The time required for an oil change at the dealer (with travel time) takes more than 2 hours. There is also the parts, labor, shop supplies, and tax cost, which is almost $91. (For this oil change, conventional was used, which made the cost lower than synthetic oil.)
From a time vs cost perspective, the DIY route for changing motorcycle oil is going to be my preferred route once the bike is out of warranty. I will save about 1 hour of time and about $50.
Of course, the time it takes to complete an oil change on a motorcycle will depend on the bike. A sport bike with fairings that need to be removed to even access the filter will take more time than a bike that the oil drain plug and filter are out in the open.
To me, it all comes down to how much your time is worth.
Shop tools, supplies
It is important to note that you need tools and a place to do your oil change if you plan on doing the maintenance yourself.
At a minimum, you need a wrench for the oil drain plug and a oil filter removal tool, along with a bucket for the used motor oil and gloves. (Used motor oil may be carcinogenic and you do not want that on your hands.)
Tools and supply costs are important to account. Cost will be less than an oil change at a dealer, sure, and amortized over time through the amount of oil changes you do. But there is an up-front cost with them, though.
The mess is another factor to consider. Despite how clean you are, changing oil does make a little mess. A good parts washer solvent can help clean up the bike; a good soap can help clean you up.
Motorcycle oil change near me: Popular motorcycle dealer locator links
Big cities like Chicago, New York, Seattle, Las Vegas, or Los Angeles make it easy to find a motorcycle dealer. Even if you live in more suburban or rural areas, you should be able to find a dealer near you to get your bike serviced. To make life easier for you, here is a list of motorcycle dealers with links to search for a dealer near you.
Wrenching on your bike can alert you to other problems you might not notice on your pre-ride inspections.
I hope this provides insight into about how much does a motorcycle oil change cost?

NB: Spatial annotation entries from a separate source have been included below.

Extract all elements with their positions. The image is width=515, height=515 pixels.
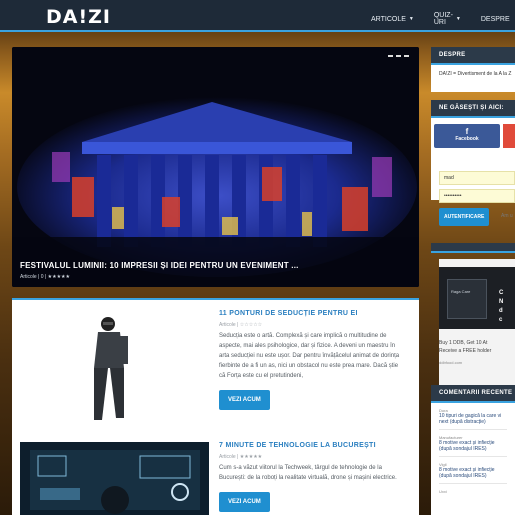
ad-product: [447, 279, 487, 319]
slider-caption: FESTIVALUL LUMINII: 10 IMPRESII ȘI IDEI …: [20, 261, 411, 280]
slider-image: [12, 47, 419, 287]
username-field[interactable]: mad: [439, 171, 515, 185]
site-logo[interactable]: DA!ZI: [46, 6, 111, 28]
ad-banner[interactable]: Raga Care C N d c Buy 1 DDB, Get 10 At R…: [439, 259, 515, 387]
post-meta: Articole | ★★★★★: [219, 454, 263, 460]
facebook-icon: f: [465, 127, 469, 136]
widget-heading-bar: [431, 243, 515, 253]
nav-item-label: QUIZ-URI: [433, 12, 453, 26]
divider: [439, 456, 507, 457]
nav-item-label: DESPRE: [480, 15, 510, 23]
read-more-button[interactable]: VEZI ACUM: [219, 492, 270, 512]
password-field[interactable]: ••••••••••: [439, 189, 515, 203]
excerpt-line: Cum s-a văzut viitorul la Techweek, târg…: [219, 465, 382, 471]
ad-label: Raga Care: [451, 289, 471, 294]
comment-item[interactable]: Vigil 8 motive exact și infiecție (după …: [431, 462, 515, 484]
about-text: DA!ZI = Divertisment de la A la Z: [439, 71, 512, 77]
facebook-label: Facebook: [455, 136, 479, 142]
ad-text: Buy 1 DDB, Get 10 At Receive a FREE hold…: [439, 339, 515, 355]
post-title[interactable]: 11 PONTURI DE SEDUCȚIE PENTRU EI: [219, 310, 411, 317]
comment-item[interactable]: Dora 10 tipuri de gagică la care vi next…: [431, 408, 515, 430]
slider-dot[interactable]: [396, 55, 401, 57]
slider-pagination: [388, 55, 409, 57]
login-alt-link[interactable]: Am u: [501, 213, 513, 219]
post-title[interactable]: 7 MINUTE DE TEHNOLOGIE LA BUCUREȘTI: [219, 442, 411, 449]
post-excerpt: Seducția este o artă. Complexă și care i…: [219, 331, 411, 381]
widget-comments: COMENTARII RECENTE Dora 10 tipuri de gag…: [431, 385, 515, 515]
nav-item-despre[interactable]: DESPRE: [481, 12, 510, 26]
chevron-down-icon: ▼: [408, 16, 414, 22]
widget-heading: COMENTARII RECENTE: [431, 385, 515, 403]
ad-side-line: N: [499, 299, 504, 305]
post-excerpt: Cum s-a văzut viitorul la Techweek, târg…: [219, 463, 411, 483]
widget-social: NE GĂSEȘTI ȘI AICI: f Facebook: [431, 100, 515, 200]
divider: [439, 483, 507, 484]
ad-source: ddbfood.com: [439, 360, 463, 365]
comment-link[interactable]: (după sondajul IRES): [439, 473, 487, 479]
comment-link[interactable]: next (după distracție): [439, 419, 486, 425]
facebook-button[interactable]: f Facebook: [434, 124, 500, 148]
ad-side-text: C N d c: [499, 289, 503, 325]
ad-image: Raga Care C N d c: [439, 267, 515, 329]
comment-author: Uxxi: [439, 489, 447, 494]
widget-heading: NE GĂSEȘTI ȘI AICI:: [431, 100, 515, 118]
excerpt-line: fierbinte de a fi un as, nici un obstaco…: [219, 363, 399, 369]
excerpt-line: Seducția este o artă. Complexă și care i…: [219, 333, 387, 339]
nav-item-quiz[interactable]: QUIZ-URI ▼: [434, 12, 461, 26]
ad-side-line: d: [499, 308, 503, 314]
slider-dot[interactable]: [404, 55, 409, 57]
widget-about: DESPRE DA!ZI = Divertisment de la A la Z: [431, 47, 515, 92]
comment-link[interactable]: (după sondajul IRES): [439, 446, 487, 452]
excerpt-line: că Forța este cu el pretutindeni,: [219, 373, 304, 379]
post-thumbnail[interactable]: [20, 310, 209, 430]
post-list: 11 PONTURI DE SEDUCȚIE PENTRU EI Articol…: [12, 298, 419, 515]
ad-side-line: C: [499, 290, 504, 296]
divider: [439, 429, 507, 430]
post-body: 7 MINUTE DE TEHNOLOGIE LA BUCUREȘTI Arti…: [219, 442, 411, 512]
slider-title[interactable]: FESTIVALUL LUMINII: 10 IMPRESII ȘI IDEI …: [20, 261, 411, 270]
excerpt-line: aspecte, mai ales psihologice, dar și fi…: [219, 343, 396, 349]
ad-text-line: Receive a FREE holder: [439, 348, 492, 354]
slider-dot[interactable]: [388, 55, 393, 57]
post-thumbnail[interactable]: [20, 442, 209, 515]
excerpt-line: București: de la roboți la realitate vir…: [219, 475, 397, 481]
slider-meta: Articole | 0 | ★★★★★: [20, 274, 71, 280]
featured-slider[interactable]: FESTIVALUL LUMINII: 10 IMPRESII ȘI IDEI …: [12, 47, 419, 287]
main-nav: ARTICOLE ▼ QUIZ-URI ▼ DESPRE C: [371, 12, 515, 26]
nav-item-articole[interactable]: ARTICOLE ▼: [371, 12, 414, 26]
nav-item-label: ARTICOLE: [371, 15, 406, 23]
login-button[interactable]: AUTENTIFICARE: [439, 208, 490, 226]
ad-side-line: c: [499, 317, 503, 323]
excerpt-line: arta seducției nu este ușor. Dar pentru …: [219, 353, 400, 359]
widget-heading: DESPRE: [431, 47, 515, 65]
site-header: DA!ZI ARTICOLE ▼ QUIZ-URI ▼ DESPRE C: [0, 0, 515, 32]
comment-item[interactable]: Manufacturer 8 motive exact și infiecție…: [431, 435, 515, 457]
comment-item[interactable]: Uxxi: [431, 489, 515, 494]
social-button[interactable]: [503, 124, 515, 148]
chevron-down-icon: ▼: [455, 16, 461, 22]
read-more-button[interactable]: VEZI ACUM: [219, 390, 270, 410]
post-body: 11 PONTURI DE SEDUCȚIE PENTRU EI Articol…: [219, 310, 411, 410]
ad-text-line: Buy 1 DDB, Get 10 At: [439, 340, 488, 346]
post-meta: Articole | ☆☆☆☆☆: [219, 322, 263, 328]
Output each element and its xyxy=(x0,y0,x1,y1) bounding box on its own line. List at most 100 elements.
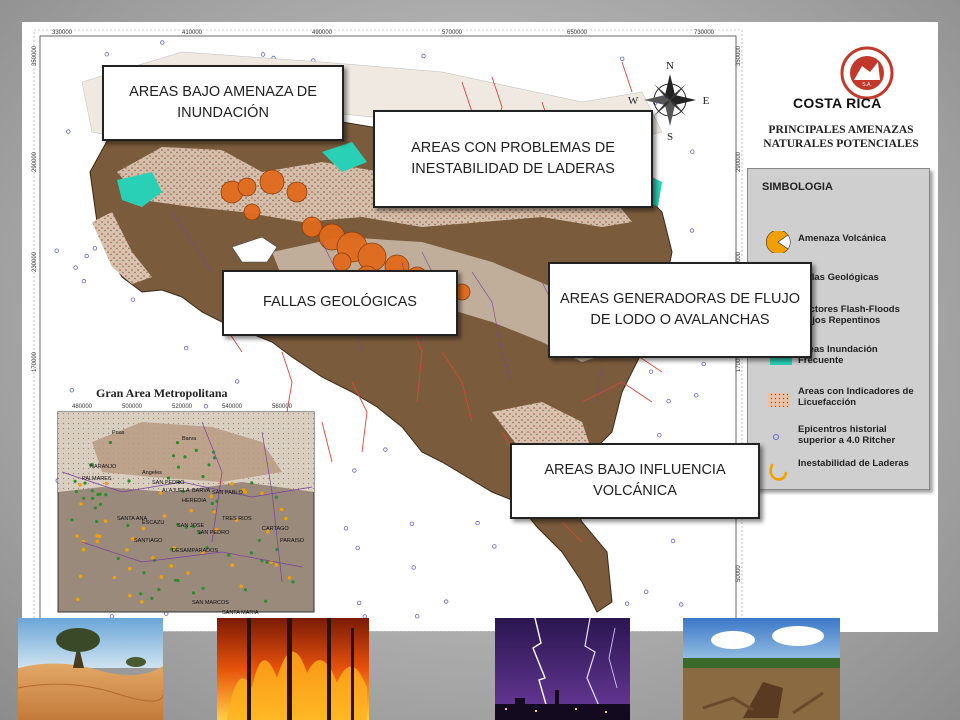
inset-coord-3: 520000 xyxy=(172,404,193,410)
inset-settlement-dot xyxy=(150,596,154,601)
inset-slope-dot xyxy=(151,555,155,560)
inset-slope-dot xyxy=(189,508,194,513)
inset-settlement-dot xyxy=(171,454,176,458)
inset-settlement-dot xyxy=(104,493,108,497)
logo-text: S.A. xyxy=(862,82,871,88)
inset-slope-dot xyxy=(140,600,144,604)
coord-right-2: 290000 xyxy=(736,151,742,172)
inset-settlement-dot xyxy=(74,490,78,494)
inset-settlement-dot xyxy=(95,519,99,523)
inset-place-label: BARVA xyxy=(192,488,210,494)
inset-place-label: Angeles xyxy=(142,470,162,476)
epicenter-icon xyxy=(773,434,779,440)
legend-label: Areas con Indicadores de Licuefacción xyxy=(798,386,914,408)
volcanic-zone xyxy=(237,177,257,197)
coord-top-4: 570000 xyxy=(442,30,463,36)
volcanic-zone xyxy=(332,252,352,272)
inset-place-label: PALMARES xyxy=(82,476,112,482)
inset-slope-dot xyxy=(95,539,100,544)
coord-top-3: 490000 xyxy=(312,30,333,36)
deforestation-photo xyxy=(683,618,840,720)
inset-slope-dot xyxy=(162,514,167,518)
volcanic-zone xyxy=(286,181,308,203)
inset-slope-dot xyxy=(284,516,288,521)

UPDATED on 5/3/2019: I have 18,000 miles on the bike as of now. As it stands, I have done all the oil changes except two — the first oil change and when I took the bike in for a stator recall.
The cost savings has been worth it, especially because I use synthetic oil and change it as soon as the shifting just does not feel as good as it should.
That said, oil changes on this bike are really easy — even with the skid plate I have on it.